Not buying it. Xavi might have some distress. But Iniesta underperforming against Real (after a godly performance against Chelsea) was only down to Pep's tinkering with the formation. Iniesta looked clueless about what he was supposed to do. He was deployed near the left touchline as some sort of second winger inbetween Adriano and Tello (because Pep obviously didn't trust Tello and Adriano alone defensively on that side against Di Maria) while Xavi was deployed very far high up the pitch infront of Thiago and Busquets who were doing some sort of double-pivot partnership infront of a 3 man backline.

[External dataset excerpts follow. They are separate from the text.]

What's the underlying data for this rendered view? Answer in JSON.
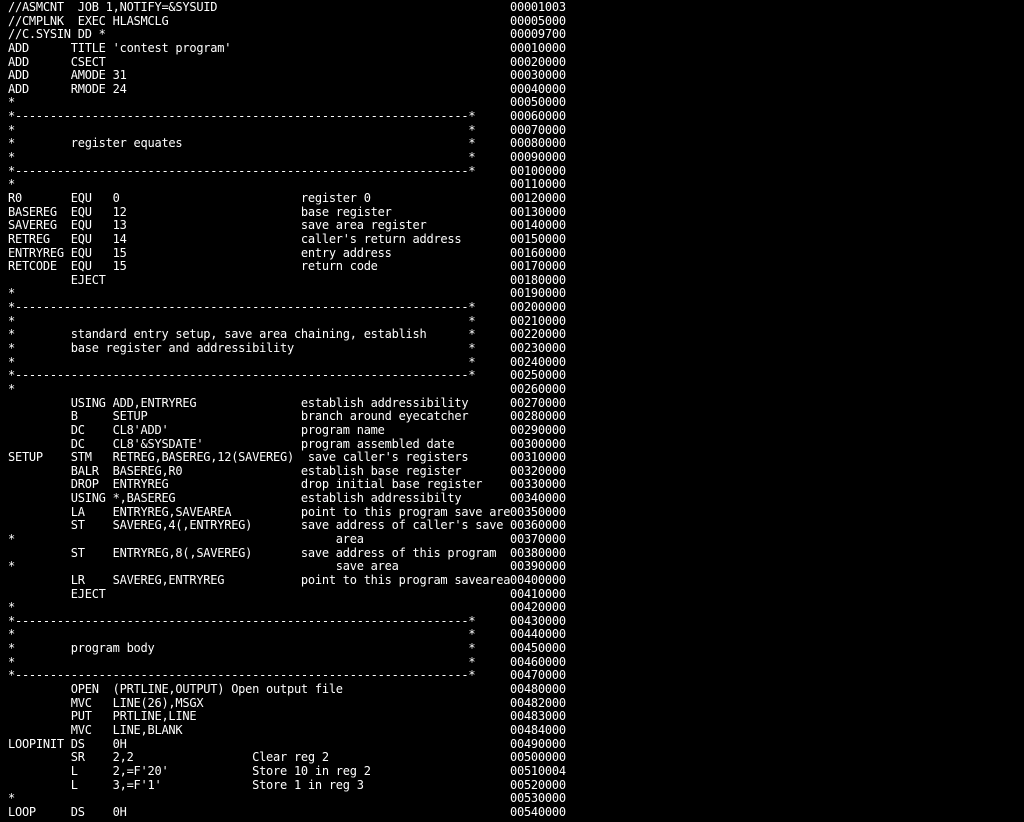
{
  "lines": [
    {
      "code": "//ASMCNT  JOB 1,NOTIFY=&SYSUID",
      "seq": "00001003"
    },
    {
      "code": "//CMPLNK  EXEC HLASMCLG",
      "seq": "00005000"
    },
    {
      "code": "//C.SYSIN DD *",
      "seq": "00009700"
    },
    {
      "code": "ADD      TITLE 'contest program'",
      "seq": "00010000"
    },
    {
      "code": "ADD      CSECT",
      "seq": "00020000"
    },
    {
      "code": "ADD      AMODE 31",
      "seq": "00030000"
    },
    {
      "code": "ADD      RMODE 24",
      "seq": "00040000"
    },
    {
      "code": "*",
      "seq": "00050000"
    },
    {
      "code": "*-----------------------------------------------------------------*",
      "seq": "00060000"
    },
    {
      "code": "*                                                                 *",
      "seq": "00070000"
    },
    {
      "code": "*        register equates                                         *",
      "seq": "00080000"
    },
    {
      "code": "*                                                                 *",
      "seq": "00090000"
    },
    {
      "code": "*-----------------------------------------------------------------*",
      "seq": "00100000"
    },
    {
      "code": "*",
      "seq": "00110000"
    },
    {
      "code": "R0       EQU   0                          register 0",
      "seq": "00120000"
    },
    {
      "code": "BASEREG  EQU   12                         base register",
      "seq": "00130000"
    },
    {
      "code": "SAVEREG  EQU   13                         save area register",
      "seq": "00140000"
    },
    {
      "code": "RETREG   EQU   14                         caller's return address",
      "seq": "00150000"
    },
    {
      "code": "ENTRYREG EQU   15                         entry address",
      "seq": "00160000"
    },
    {
      "code": "RETCODE  EQU   15                         return code",
      "seq": "00170000"
    },
    {
      "code": "         EJECT",
      "seq": "00180000"
    },
    {
      "code": "*",
      "seq": "00190000"
    },
    {
      "code": "*-----------------------------------------------------------------*",
      "seq": "00200000"
    },
    {
      "code": "*                                                                 *",
      "seq": "00210000"
    },
    {
      "code": "*        standard entry setup, save area chaining, establish      *",
      "seq": "00220000"
    },
    {
      "code": "*        base register and addressibility                         *",
      "seq": "00230000"
    },
    {
      "code": "*                                                                 *",
      "seq": "00240000"
    },
    {
      "code": "*-----------------------------------------------------------------*",
      "seq": "00250000"
    },
    {
      "code": "*",
      "seq": "00260000"
    },
    {
      "code": "         USING ADD,ENTRYREG               establish addressibility",
      "seq": "00270000"
    },
    {
      "code": "         B     SETUP                      branch around eyecatcher",
      "seq": "00280000"
    },
    {
      "code": "         DC    CL8'ADD'                   program name",
      "seq": "00290000"
    },
    {
      "code": "         DC    CL8'&SYSDATE'              program assembled date",
      "seq": "00300000"
    },
    {
      "code": "SETUP    STM   RETREG,BASEREG,12(SAVEREG)  save caller's registers",
      "seq": "00310000"
    },
    {
      "code": "         BALR  BASEREG,R0                 establish base register",
      "seq": "00320000"
    },
    {
      "code": "         DROP  ENTRYREG                   drop initial base register",
      "seq": "00330000"
    },
    {
      "code": "         USING *,BASEREG                  establish addressibilty",
      "seq": "00340000"
    },
    {
      "code": "         LA    ENTRYREG,SAVEAREA          point to this program save area",
      "seq": "00350000"
    },
    {
      "code": "         ST    SAVEREG,4(,ENTRYREG)       save address of caller's save",
      "seq": "00360000"
    },
    {
      "code": "*                                              area",
      "seq": "00370000"
    },
    {
      "code": "         ST    ENTRYREG,8(,SAVEREG)       save address of this program",
      "seq": "00380000"
    },
    {
      "code": "*                                              save area",
      "seq": "00390000"
    },
    {
      "code": "         LR    SAVEREG,ENTRYREG           point to this program savearea",
      "seq": "00400000"
    },
    {
      "code": "         EJECT",
      "seq": "00410000"
    },
    {
      "code": "*",
      "seq": "00420000"
    },
    {
      "code": "*-----------------------------------------------------------------*",
      "seq": "00430000"
    },
    {
      "code": "*                                                                 *",
      "seq": "00440000"
    },
    {
      "code": "*        program body                                             *",
      "seq": "00450000"
    },
    {
      "code": "*                                                                 *",
      "seq": "00460000"
    },
    {
      "code": "*-----------------------------------------------------------------*",
      "seq": "00470000"
    },
    {
      "code": "         OPEN  (PRTLINE,OUTPUT) Open output file",
      "seq": "00480000"
    },
    {
      "code": "         MVC   LINE(26),MSGX",
      "seq": "00482000"
    },
    {
      "code": "         PUT   PRTLINE,LINE",
      "seq": "00483000"
    },
    {
      "code": "         MVC   LINE,BLANK",
      "seq": "00484000"
    },
    {
      "code": "LOOPINIT DS    0H",
      "seq": "00490000"
    },
    {
      "code": "         SR    2,2                 Clear reg 2",
      "seq": "00500000"
    },
    {
      "code": "         L     2,=F'20'            Store 10 in reg 2",
      "seq": "00510004"
    },
    {
      "code": "         L     3,=F'1'             Store 1 in reg 3",
      "seq": "00520000"
    },
    {
      "code": "*",
      "seq": "00530000"
    },
    {
      "code": "LOOP     DS    0H",
      "seq": "00540000"
    }
  ]
}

No one was comfortable in such an experimental lineup in such a big game. He played a fullback as a striker, a central midfielder as a winger, expected Busquets to play 2 positions at the same time, Thiago to cover Busquets' ass and also deliver something offensively, Xavi to be a striker and a 20 year old B player to perform in one of the biggest games of the season. Pep wants to be unpredictable and confuse the opponent? He only confused his own players. While Mourinho for the first time showed some balls and played his usual 4-2-3-1 formation that he is playing for 2 years now, Pep shat himself. And the sad thing is: Real didn't even play well. No high pressure game. No chances after chances. Nothing. A scrappy corner goal and a well executed counter attack. Both goals preventable by Valdes alone. They played better when they lost 1-3 at home. If Ronaldo didn't bottle it back then, they would have scored at least 3 goals from open play.
Don't blame the players. Blame Pep. If you play 60 different formations within a season and show no consistency, players won't perform consistently either. FACT.